The Levitow Award was open to the top four Distinguished Graduates and nominees had to go before a board of three chief master sergeants. Sergeant Powell chalks up his earning the award to the points he received from the Commandant's Award, Instructor points, leadership points, and the amount of work he did outside the classroom. Besides being fitness coordinator and squadron first sergeant, he also did a lot of community service.

"We did what we call Partners in Education, we went out to one of the local schools. We painted and beautified the area for the students," he remembered.

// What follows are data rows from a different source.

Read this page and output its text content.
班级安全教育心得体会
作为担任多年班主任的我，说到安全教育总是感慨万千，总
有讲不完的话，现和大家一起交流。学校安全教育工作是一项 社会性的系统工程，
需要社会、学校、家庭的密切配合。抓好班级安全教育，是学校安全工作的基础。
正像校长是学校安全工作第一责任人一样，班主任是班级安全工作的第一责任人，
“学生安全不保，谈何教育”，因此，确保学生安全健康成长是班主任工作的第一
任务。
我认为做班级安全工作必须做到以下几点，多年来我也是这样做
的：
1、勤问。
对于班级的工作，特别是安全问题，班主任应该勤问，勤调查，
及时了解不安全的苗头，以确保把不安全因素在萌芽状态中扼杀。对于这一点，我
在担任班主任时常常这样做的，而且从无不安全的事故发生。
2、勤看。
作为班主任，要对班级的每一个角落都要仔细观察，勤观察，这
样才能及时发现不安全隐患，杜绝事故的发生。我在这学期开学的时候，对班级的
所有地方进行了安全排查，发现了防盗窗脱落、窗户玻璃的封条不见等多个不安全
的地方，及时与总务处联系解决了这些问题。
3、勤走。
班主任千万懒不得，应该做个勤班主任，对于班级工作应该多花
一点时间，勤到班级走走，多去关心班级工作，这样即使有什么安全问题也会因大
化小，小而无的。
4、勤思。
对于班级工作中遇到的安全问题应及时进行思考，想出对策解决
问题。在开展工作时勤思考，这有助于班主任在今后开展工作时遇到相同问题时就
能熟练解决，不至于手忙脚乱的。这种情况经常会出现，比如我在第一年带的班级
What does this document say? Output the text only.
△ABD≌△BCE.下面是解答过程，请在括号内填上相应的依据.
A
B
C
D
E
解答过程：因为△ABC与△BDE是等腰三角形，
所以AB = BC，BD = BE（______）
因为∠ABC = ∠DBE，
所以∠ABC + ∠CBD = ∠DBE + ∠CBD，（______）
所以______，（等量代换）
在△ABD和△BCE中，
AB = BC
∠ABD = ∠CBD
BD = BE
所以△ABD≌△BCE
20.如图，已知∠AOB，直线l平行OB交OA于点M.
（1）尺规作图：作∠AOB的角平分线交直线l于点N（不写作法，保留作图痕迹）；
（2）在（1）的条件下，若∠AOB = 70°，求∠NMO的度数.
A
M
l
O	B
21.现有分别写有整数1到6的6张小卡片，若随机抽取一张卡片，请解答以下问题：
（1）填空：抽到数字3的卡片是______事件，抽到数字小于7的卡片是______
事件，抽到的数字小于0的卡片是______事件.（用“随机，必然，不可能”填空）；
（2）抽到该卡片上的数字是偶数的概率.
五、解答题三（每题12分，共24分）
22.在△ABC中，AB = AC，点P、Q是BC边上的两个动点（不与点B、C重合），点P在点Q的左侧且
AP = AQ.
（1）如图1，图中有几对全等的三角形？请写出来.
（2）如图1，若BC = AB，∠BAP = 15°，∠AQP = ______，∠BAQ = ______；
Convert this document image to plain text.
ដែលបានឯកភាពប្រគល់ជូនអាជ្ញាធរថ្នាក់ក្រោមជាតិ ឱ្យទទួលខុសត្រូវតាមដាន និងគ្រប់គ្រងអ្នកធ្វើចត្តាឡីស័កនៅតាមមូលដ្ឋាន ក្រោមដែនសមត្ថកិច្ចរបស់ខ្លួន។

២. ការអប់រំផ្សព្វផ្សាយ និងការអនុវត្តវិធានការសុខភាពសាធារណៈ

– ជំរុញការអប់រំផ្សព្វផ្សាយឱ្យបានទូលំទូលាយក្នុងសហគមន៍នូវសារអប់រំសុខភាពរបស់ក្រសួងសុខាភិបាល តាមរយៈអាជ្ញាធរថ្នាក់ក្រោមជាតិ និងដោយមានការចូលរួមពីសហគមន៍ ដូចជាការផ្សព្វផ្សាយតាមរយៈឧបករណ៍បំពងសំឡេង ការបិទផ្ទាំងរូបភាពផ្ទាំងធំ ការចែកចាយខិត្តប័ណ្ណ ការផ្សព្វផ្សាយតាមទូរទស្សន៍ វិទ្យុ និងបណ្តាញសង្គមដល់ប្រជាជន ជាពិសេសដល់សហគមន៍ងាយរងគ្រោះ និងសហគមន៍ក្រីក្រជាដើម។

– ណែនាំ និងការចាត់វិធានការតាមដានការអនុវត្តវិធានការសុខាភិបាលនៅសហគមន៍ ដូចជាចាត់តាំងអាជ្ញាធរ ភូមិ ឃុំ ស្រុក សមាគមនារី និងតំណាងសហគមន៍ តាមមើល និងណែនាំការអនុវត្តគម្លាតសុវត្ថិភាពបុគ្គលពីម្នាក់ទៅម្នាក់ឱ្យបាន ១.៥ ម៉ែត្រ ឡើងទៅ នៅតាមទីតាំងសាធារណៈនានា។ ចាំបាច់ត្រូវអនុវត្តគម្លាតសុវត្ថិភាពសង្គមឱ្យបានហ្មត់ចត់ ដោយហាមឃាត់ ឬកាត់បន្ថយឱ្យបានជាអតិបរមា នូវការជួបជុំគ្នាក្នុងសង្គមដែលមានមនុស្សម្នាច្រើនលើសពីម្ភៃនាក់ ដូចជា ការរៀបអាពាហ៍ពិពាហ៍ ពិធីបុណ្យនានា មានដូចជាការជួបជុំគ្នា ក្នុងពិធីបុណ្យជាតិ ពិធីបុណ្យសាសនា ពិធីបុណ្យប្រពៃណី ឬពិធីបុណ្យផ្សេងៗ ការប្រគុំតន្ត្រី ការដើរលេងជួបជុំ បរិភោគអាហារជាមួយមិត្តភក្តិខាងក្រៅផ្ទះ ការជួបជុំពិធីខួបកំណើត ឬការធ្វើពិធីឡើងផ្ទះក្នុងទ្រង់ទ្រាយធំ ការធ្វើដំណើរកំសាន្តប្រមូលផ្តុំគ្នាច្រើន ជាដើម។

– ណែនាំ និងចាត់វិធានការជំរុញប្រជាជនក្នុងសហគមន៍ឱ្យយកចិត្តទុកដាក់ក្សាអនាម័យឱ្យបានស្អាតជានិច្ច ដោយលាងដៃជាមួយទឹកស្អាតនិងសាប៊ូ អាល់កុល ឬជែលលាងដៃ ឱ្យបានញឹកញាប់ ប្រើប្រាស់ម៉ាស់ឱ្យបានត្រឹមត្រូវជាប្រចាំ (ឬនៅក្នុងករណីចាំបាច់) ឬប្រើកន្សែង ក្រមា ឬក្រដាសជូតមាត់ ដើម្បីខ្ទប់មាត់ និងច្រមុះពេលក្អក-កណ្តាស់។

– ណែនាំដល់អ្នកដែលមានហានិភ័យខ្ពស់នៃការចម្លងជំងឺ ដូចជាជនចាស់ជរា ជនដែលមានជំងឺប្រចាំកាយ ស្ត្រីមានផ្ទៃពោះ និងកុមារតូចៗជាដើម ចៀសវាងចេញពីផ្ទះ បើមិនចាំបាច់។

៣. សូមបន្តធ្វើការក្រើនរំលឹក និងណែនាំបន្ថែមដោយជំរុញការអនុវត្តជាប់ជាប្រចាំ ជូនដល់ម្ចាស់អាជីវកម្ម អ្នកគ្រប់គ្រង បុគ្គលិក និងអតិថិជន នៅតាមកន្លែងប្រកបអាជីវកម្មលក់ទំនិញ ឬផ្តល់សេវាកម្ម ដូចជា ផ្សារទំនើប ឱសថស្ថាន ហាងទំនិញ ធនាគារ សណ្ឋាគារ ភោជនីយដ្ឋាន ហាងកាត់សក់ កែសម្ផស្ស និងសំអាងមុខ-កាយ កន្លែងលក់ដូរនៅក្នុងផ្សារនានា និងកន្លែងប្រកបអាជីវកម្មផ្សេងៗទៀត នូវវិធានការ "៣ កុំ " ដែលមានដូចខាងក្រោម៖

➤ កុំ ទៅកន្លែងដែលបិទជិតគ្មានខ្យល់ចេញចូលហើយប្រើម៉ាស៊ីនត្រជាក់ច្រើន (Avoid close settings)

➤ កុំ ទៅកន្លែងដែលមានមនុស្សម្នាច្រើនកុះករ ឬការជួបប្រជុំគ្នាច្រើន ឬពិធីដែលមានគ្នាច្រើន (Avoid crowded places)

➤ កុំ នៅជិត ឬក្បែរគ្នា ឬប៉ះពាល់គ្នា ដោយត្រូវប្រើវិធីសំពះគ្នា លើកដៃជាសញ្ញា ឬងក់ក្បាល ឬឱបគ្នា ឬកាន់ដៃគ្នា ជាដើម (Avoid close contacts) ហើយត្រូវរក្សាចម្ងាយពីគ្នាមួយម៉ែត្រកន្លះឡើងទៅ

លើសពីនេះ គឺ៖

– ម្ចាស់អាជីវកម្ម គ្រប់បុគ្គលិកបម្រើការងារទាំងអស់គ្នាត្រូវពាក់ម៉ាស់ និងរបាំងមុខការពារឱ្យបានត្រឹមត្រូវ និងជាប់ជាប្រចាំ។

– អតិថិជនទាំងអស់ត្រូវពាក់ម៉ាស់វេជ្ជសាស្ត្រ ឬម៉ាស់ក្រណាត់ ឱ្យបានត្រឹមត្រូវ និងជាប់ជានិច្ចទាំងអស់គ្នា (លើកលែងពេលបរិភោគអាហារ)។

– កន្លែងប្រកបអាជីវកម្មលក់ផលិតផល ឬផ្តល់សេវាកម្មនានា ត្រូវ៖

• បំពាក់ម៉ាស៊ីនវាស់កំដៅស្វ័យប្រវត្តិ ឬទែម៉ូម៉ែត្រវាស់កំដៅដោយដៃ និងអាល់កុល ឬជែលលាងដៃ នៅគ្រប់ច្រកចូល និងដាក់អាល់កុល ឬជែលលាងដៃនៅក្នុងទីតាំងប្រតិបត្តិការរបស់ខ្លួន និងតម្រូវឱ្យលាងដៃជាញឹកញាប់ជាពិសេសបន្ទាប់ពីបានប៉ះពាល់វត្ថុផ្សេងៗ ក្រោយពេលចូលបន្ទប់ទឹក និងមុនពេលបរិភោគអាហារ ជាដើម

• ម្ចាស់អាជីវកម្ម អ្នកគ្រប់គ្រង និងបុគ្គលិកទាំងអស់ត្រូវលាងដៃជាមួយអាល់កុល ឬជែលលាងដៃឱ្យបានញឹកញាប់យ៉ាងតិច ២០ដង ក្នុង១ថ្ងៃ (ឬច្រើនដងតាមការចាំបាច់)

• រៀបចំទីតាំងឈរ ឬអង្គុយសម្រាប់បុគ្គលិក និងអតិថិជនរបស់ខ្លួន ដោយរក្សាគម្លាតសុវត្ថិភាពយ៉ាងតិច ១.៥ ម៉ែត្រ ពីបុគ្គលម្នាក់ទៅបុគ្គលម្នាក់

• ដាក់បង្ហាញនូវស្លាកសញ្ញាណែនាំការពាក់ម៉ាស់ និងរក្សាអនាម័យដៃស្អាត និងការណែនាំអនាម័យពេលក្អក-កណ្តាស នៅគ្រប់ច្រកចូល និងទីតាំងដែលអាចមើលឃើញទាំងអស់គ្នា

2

His class also worked at the local Humane Society.

The ingredients of success are hard work and dedication, according to Sergeant Powell. "We're going to go in and we're going to give our absolute best because that's who we are and what we're all about. In our class, we didn't just recite the Airman's Creed, we lived it every day." Sergeant Powell was even chosen to recite the Airman's Creed at the graduation ceremony in front of 1000 people. He was honored to do so, but "talk about nerves!" he laughed.

"I would do eight hours in the classroom, go straight to billeting and I would lock myself in that room and just buckle down and do my homework and projects. That's what it takes."

After such success though, Sergeant Powell is glad to be back at Patrick Air Force Base. "The support everyone's showing me and the hospitality, it's just been overwhelming," he said. "They decorated my office; I didn't expect that. I'm a humble kind of guy so I came back and I'm trying to lay low. Nobody's having any of that, though. It's pretty cool, pretty cool."